4

我想将项目列表(键/值对)转换为表格格式。解决方案可以是 bash 脚本、awk、sed 或其他方法。

假设我有一个很长的列表,例如:

date and time: 2013-02-21 18:18 PM
file size: 1283483 bytes
key1: value
key2: value

date and time: 2013-02-21 18:19 PM
file size: 1283493 bytes
key2: value

...

我想用制表符或其他分隔符转换成表格格式,如下所示:

date and time   file size   key1    key2
2013-02-21 18:18 PM 1283483 bytes   value   value
2013-02-21 18:19 PM 1283493 bytes       value
...

或像这样:

date and time|file size|key1|key2
2013-02-21 18:18 PM|1283483 bytes|value|value
2013-02-21 18:19 PM|1283493 bytes||value
...

我已经查看了诸如这种在 Bash 中转置文件的有效方法之类的解决方案,但似乎我在这里有不同的情况。awk 解决方案部分适用于我,它不断将所有行输出到一长列列中,但我需要将列限制为唯一列表。

awk -F': ' '
{ 
    for (i=1; i<=NF; i++)  {
        a[NR,i] = $i
    }
}
NF>p { p = NF }
END {    
    for(j=1; j<=p; j++) {
        str=a[1,j]
        for(i=2; i<=NR; i++){
            str=str" "a[i,j];
        }
        print str
    }
}' filename

更新

感谢所有提供解决方案的人。其中一些看起来很有希望,但我认为我的工具版本可能已经过时并且我遇到了一些语法错误。我现在看到的是,我没有从非常明确的要求开始。感谢 sputnick 在我阐明全部要求之前第一个提供解决方案。

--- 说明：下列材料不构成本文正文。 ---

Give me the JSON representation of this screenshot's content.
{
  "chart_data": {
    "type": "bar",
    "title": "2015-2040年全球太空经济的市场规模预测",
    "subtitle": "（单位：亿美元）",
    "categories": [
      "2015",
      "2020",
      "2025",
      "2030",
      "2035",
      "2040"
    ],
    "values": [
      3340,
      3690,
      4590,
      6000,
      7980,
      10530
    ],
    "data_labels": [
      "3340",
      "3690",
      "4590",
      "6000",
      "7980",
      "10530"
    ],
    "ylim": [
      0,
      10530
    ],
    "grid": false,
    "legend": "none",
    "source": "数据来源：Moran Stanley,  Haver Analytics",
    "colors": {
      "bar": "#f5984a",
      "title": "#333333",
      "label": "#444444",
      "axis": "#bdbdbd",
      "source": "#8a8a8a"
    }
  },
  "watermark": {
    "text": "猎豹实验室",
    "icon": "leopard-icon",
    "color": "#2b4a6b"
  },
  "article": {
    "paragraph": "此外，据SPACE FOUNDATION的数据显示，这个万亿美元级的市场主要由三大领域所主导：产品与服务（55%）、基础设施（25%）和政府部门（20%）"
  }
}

当我写这个问题时,我度过了漫长的一天,因此不是很清楚。

我的目标是提出一个非常通用的解决方案,将多个项目列表解析为列格式。我认为该解决方案不需要支持超过 255 列。列名不会提前知道,这样解决方案将适用于任何人,而不仅仅是我。两个已知的东西是 kev/值对之间的分隔符(“:”)和列表之间的分隔符(空行)。为这些设置一个变量会很好,以便其他人可以对其进行配置以重用它。

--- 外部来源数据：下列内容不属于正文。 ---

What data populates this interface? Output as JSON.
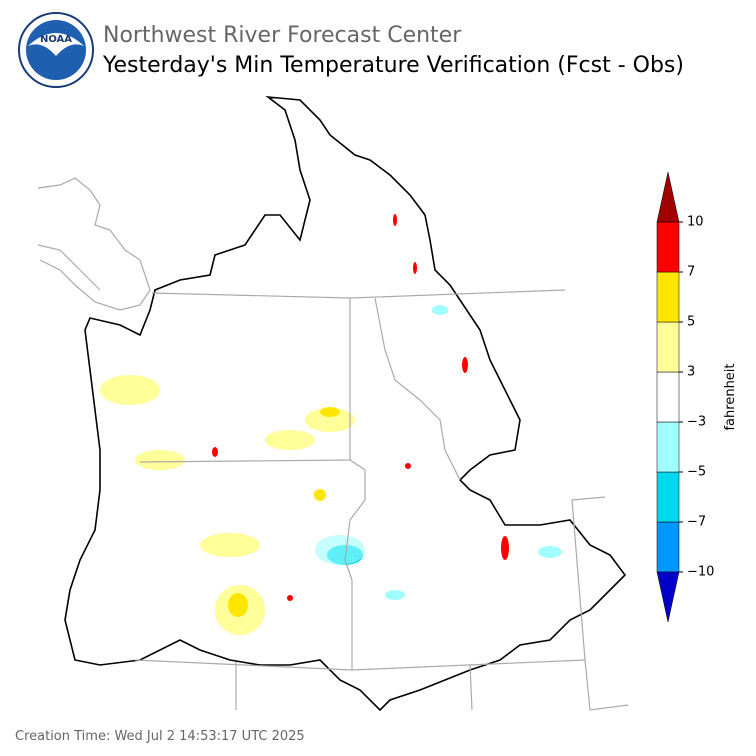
{
  "header": {
    "org": "Northwest River Forecast Center",
    "title": "Yesterday's Min Temperature Verification (Fcst - Obs)",
    "logo": "NOAA"
  },
  "colorbar": {
    "label": "fahrenheit",
    "ticks": [
      {
        "value": -10,
        "label": "−10"
      },
      {
        "value": -7,
        "label": "−7"
      },
      {
        "value": -5,
        "label": "−5"
      },
      {
        "value": -3,
        "label": "−3"
      },
      3,
      5,
      7,
      10
    ],
    "colors": [
      "#0096ff",
      "#00d8f0",
      "#a0ffff",
      "#ffffff",
      "#ffff99",
      "#ffe600",
      "#ff0000"
    ],
    "extend_colors": [
      "#0000c8",
      "#a00000"
    ]
  },
  "footer": "Creation Time: Wed Jul 2 14:53:17 UTC 2025"
}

通过查看建议的解决方案,我意识到一个好的方法是对输入文件进行两次传递。第一遍是收集所有列名,可选择对它们进行排序,然后打印标题。其次是获取列的值并打印它们。

4

5 回答 5

2

这是使用GNU awk. 像这样运行:

awk -f script.awk file

内容script.awk

BEGIN {
    # change this to OFS="\t" for tab delimited ouput
    OFS="|"

    # treat each record as a set of lines
    RS=""
    FS="\n"
}

{
    # keep a count of the records
    ++i

    # loop through each line in the record
    for (j=1;j<=NF;j++) {

        # split each line in two
        split($j,a,": ")

        # just holders for the first two lines in the record
        if (j==1) { date = a[1] }
        if (j==2) { size = a[1] }

        # keep a tally of the unique key names
        if (j>=3) { !x[a[1]] }

        # the data in a multidimensional array:
        # record number . key = value
        b[i][a[1]]=a[2]
    }
}

END {

    # sort the unique keys
    m = asorti(x,y)

    # add the two strings to a numerically indexed array
    c[1] = date
    c[2] = size

    # set a variable to continue from
    f=2

    # loop through the sorted array of unique keys
    for (j=1;j<=m;j++) {

        # build the header line from the file by adding the sorted keys
        r = (r ? r : date OFS size) OFS y[j]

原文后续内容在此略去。